The DMVs sys.dm_exec_query_stats, sys.dm_exec_procedure_stats and sys.dm_exec_trigger_stats now include the data that is spilled by parallelism operators, in the columns total_spills, last_spills, max_spills, and min_spills.
A showplan warning is reported at run time if there are parallelism spills. This warning is rendered in a showplan xml attribute (<ExchangeSpillDetails WritesToTempDb=”spill_amount” />).
There’s some other cool stuff in there too, but I’m only talking about exchange spills here.
How Do I Spill In Parallel?
The easiest way to encourage spills in a parallel plan is to force lots of order preserving operators — stuff like Merge Joins and Stream Aggregates — to occur around Exchange operators.

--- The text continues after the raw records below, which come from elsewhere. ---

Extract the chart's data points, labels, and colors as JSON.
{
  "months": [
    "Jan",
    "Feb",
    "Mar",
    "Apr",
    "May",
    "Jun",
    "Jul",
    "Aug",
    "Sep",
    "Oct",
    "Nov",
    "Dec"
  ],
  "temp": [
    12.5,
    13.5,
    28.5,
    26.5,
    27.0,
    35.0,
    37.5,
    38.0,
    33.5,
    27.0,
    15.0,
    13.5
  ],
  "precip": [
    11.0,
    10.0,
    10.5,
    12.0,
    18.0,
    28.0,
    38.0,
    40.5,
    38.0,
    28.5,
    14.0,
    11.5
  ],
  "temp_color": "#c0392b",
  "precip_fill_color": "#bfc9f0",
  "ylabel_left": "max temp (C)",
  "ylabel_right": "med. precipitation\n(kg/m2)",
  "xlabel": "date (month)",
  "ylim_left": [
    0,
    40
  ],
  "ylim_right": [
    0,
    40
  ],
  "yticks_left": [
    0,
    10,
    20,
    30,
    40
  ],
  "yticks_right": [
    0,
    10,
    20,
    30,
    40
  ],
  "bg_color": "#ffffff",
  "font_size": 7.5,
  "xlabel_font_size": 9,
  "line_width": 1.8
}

Exchange operators can Distribute, Redistribute, and Gather parallel streams of data. When they’re not required to keep data in order, things are a lot easier.
When they are, you run into problems.
In this case, the Exchange operators on either side of the Merge Join spill.
Exchange Spill Extended Event
I set up an extended event to watch this query, which runs for a touch over 9 minutes. The results are somewhat interesting.
Over 19 exchange events, only five of them admit to physically writing to a worktable, for a total of 13 writes.
Over 9 minutes.
Lesson learned: it doesn’t take many exchange spills to make a parallel query really slow.
Exchange Spill DMV Data
sp_BlitzCache will grab these columns if you’re on 2017 CU3+. Otherwise… Well, nothing really.
The DMVs agree! There were only 13 spills here. Happy Days — this is included in here. I’m not sure that this was always the case…
Query Plan (Actual Only)
Spills aren’t tracked in estimated or cached plans. Unfortunately, SSMS 17.6 doesn’t show the writes to tempdb, however it does exist in the XML.
Perhaps the next version will display this in the tool tips.
But the plan shows us 13 total spills again, so… If it’s wrong, it’s wrong everywhere. That’s a start.
For the record, I don’t think it’s wrong. I’m just surprised that it only takes 13 writes to make a parallel query crap the bed.
Thanks for reading!
An update, and a confession
This was not the optimizer’s first choice for a plan. No, no, my sweet and innocent readers. I had to throw an army of hints at this query to get it to happen.
I had to force it to run parallel with a certain number of cores, I had to force choosing merge joins, and I had to throw a Trace Flag That Shall Not Be Numbered at it.
I also had to choose tables where I knew a NOT EXISTS would be problemaaaaaaaaaatic (NPR voice) because of data distributions.
Like I tell myself when I go to the gym: it takes a lot of work to look this mediocre.